Casting a vote. — Alison L. Mead

At a special town meeting which preceded the annual, voters set aside $260,000 for a new ambulance, and $75,000 for a set of fire hoses, nozzles, hand tools and a battery-operated jaws of life. They also agreed to spend $14,295 on radar speed trailers, $16,000 for Segways, and $74,000 for the replacement of two police department vehicles. They paused at a request for $20,000 to buy body cameras for town police officers. “In America where we value our privacy, we should take a deep thought before we have police ... monitoring our behavior without cause,” said Brian Hughes. Police chief Erik Blake said use of the cameras would be restricted. “The policies and procedures are very clear about where and when you can turn them on,” he said. The chief said his officers would be videotaping in places where filming is already permitted by the general public. “I’d like to have my own videotape,” he said. “It’s the wave of the future and I think most people support it.” Nearly all the voters agreed, raising their yellow cards to buy the body cameras.
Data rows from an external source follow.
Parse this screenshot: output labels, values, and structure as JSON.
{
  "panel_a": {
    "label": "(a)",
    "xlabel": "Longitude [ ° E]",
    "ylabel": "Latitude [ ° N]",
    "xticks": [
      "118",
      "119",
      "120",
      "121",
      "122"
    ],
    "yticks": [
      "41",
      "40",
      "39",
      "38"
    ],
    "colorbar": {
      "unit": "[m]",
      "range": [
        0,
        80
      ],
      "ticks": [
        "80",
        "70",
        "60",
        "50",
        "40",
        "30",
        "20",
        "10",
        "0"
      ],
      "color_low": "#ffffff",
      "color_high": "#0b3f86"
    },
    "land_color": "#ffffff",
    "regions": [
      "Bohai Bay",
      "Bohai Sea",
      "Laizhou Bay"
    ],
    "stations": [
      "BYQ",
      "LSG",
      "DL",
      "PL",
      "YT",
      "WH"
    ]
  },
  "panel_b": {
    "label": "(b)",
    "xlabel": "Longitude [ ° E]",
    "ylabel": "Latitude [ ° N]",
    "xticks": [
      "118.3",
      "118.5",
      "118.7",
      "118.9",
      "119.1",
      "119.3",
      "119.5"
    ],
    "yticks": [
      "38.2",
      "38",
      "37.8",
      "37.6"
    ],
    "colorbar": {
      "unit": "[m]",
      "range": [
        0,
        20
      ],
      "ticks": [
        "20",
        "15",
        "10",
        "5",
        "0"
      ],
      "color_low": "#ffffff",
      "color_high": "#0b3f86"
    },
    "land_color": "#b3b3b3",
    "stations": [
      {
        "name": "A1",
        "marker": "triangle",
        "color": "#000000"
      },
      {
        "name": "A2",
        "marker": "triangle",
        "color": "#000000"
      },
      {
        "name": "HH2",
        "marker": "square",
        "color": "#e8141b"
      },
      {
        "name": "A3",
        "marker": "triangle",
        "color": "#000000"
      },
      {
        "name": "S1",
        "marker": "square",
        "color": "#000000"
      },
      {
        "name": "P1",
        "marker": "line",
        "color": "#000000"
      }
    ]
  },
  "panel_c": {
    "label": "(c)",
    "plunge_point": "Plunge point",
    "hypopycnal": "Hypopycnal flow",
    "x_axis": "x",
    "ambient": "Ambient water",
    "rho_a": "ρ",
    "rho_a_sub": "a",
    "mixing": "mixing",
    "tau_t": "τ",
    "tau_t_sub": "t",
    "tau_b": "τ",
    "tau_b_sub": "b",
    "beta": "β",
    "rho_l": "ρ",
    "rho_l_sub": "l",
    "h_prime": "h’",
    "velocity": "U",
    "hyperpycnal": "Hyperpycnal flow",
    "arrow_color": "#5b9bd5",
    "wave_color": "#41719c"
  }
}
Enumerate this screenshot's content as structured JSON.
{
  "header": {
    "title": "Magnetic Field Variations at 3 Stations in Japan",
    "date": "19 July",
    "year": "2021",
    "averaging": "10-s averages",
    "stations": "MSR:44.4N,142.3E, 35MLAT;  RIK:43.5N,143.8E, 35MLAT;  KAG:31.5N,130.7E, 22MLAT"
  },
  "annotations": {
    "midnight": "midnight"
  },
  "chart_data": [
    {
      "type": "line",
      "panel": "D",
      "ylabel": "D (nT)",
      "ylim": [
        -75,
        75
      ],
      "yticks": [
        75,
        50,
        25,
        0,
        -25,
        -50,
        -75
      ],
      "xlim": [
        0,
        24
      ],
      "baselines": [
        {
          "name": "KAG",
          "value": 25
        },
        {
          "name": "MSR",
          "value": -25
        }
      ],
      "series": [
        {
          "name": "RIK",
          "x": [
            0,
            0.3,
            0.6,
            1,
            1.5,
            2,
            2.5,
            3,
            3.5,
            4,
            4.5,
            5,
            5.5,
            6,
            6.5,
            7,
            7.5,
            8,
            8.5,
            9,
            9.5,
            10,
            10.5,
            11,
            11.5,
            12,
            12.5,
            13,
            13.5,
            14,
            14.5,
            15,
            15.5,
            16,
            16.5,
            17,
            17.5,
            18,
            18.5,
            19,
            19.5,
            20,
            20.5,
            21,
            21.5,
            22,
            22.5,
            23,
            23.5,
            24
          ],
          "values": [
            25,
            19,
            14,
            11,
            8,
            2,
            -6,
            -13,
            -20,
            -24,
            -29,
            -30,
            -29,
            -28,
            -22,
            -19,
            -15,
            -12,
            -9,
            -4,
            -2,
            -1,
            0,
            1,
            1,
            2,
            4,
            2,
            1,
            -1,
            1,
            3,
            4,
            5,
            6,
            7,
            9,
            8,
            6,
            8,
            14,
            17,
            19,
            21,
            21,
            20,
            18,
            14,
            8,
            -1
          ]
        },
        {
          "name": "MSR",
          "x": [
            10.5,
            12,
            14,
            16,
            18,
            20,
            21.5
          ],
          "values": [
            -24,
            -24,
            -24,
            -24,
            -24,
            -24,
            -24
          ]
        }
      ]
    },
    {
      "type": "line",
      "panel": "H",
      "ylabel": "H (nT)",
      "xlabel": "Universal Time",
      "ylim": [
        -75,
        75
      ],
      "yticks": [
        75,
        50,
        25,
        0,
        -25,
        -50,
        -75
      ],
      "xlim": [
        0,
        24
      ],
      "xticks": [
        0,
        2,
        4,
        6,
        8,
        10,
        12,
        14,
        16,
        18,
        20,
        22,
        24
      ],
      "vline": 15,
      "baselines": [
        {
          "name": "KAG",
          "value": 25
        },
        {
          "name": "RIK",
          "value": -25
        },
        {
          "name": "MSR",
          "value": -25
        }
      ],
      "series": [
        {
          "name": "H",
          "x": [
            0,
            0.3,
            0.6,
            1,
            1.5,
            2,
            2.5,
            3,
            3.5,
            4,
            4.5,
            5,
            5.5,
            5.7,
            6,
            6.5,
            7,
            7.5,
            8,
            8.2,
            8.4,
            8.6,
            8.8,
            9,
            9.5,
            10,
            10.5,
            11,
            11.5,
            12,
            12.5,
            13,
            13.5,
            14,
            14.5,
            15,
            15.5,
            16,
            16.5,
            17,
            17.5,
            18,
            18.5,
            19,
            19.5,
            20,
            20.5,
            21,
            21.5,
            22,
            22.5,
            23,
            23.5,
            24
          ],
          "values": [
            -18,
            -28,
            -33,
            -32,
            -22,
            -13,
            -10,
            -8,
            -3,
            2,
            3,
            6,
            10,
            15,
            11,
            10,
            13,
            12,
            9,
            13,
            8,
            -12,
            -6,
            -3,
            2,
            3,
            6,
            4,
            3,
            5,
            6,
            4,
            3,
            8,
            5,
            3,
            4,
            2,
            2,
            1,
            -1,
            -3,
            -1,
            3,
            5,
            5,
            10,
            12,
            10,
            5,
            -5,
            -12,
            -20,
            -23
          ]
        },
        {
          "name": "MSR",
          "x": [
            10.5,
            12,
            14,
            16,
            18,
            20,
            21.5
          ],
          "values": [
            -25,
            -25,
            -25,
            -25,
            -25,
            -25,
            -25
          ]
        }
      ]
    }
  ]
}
Another pause came before a vote on a $23,000 update the town website.

In a short presentation, information technology director Travis Larsen said the new site would improve communication and transparency, and deepen civic pride in the town’s online presence. “We want you to feel like you are a part of your own government,” he said.

There were murmurs of approval, but also some critics.

Christine Todd said the current website is “nonfunctional and noninteractive,” not because of its design but because of the lack of data entered by town employees. Tom Hallahan said he thought the new site was too costly. “This seems like a really high figure,” he said. “I was thinking more like half of that.”

Later, voters showed further support for elder initiatives when they agreed to spend $1,048 on a website that allows senior centers to track engagement, and $16,000 on a program that would hire staff to assist seniors in finding services and information. Voters also approved:

• $41,000 for harbor maintenance projects;

• $30,000 plus lease costs for a new dump truck for the highway department;

• $2,700 for new voting booths;

• $10,000 for a post-closure plan for the former town landfill;

• $100,000 for stairways and railings at town beaches;

• $30,000 for a new the roof at the sailing camp.

They also endorsed a new bylaw that establishes a special permitting process for large-scale and community-based solar energy projects. The planning board designed the regulations to keep red tape and costs at a minimum, member Kris Chvatal said.

Throughout the evening, Mr. Ross the temporary moderator kept the mood light, cracking the occasional joke. As the night wore on, attendance dwindled and voters began glancing at watches and fidgeting in seats. More than once, long-winded speakers were interrupted by audible impatience. “Move the question,” voters called. But when given the option of reconvening another night, they declined the offer.

The final article asked voters to require the Martha’s Vineyard Hospital to create and pay for a new public road separating the Windemere neighborhood from the hospital.

During a renovation project in 2010, the hospital assumed the use of a roadway that connects Beach Road with the Windemere neighborhood. Neighbors have complained that the expansion, part of which sits directly on a former town road, landlocked their properties so that the only way in and out is through hospital grounds.

But as soon as the article was presented, Polly Prince, an attorney representing resident Patrick King, asked for an amendment directing the hospital to restore a greenway barrier and to discontinue the public ways that were “illegally built on” during the hospital expansion.

After conferring with town counsel Michael Goldsmith, Mr. Ross said without the signatures of 10 petitioners, the amendment was invalid. Ms. Prince appealed the moderator’s ruling to no avail. Fewer than seven voters stood to endorse her appeal, and the motion failed.

“You did not have seven, it’s out of order,” Mr. Ross said.

Just before 11 p.m., the meeting was adjourned.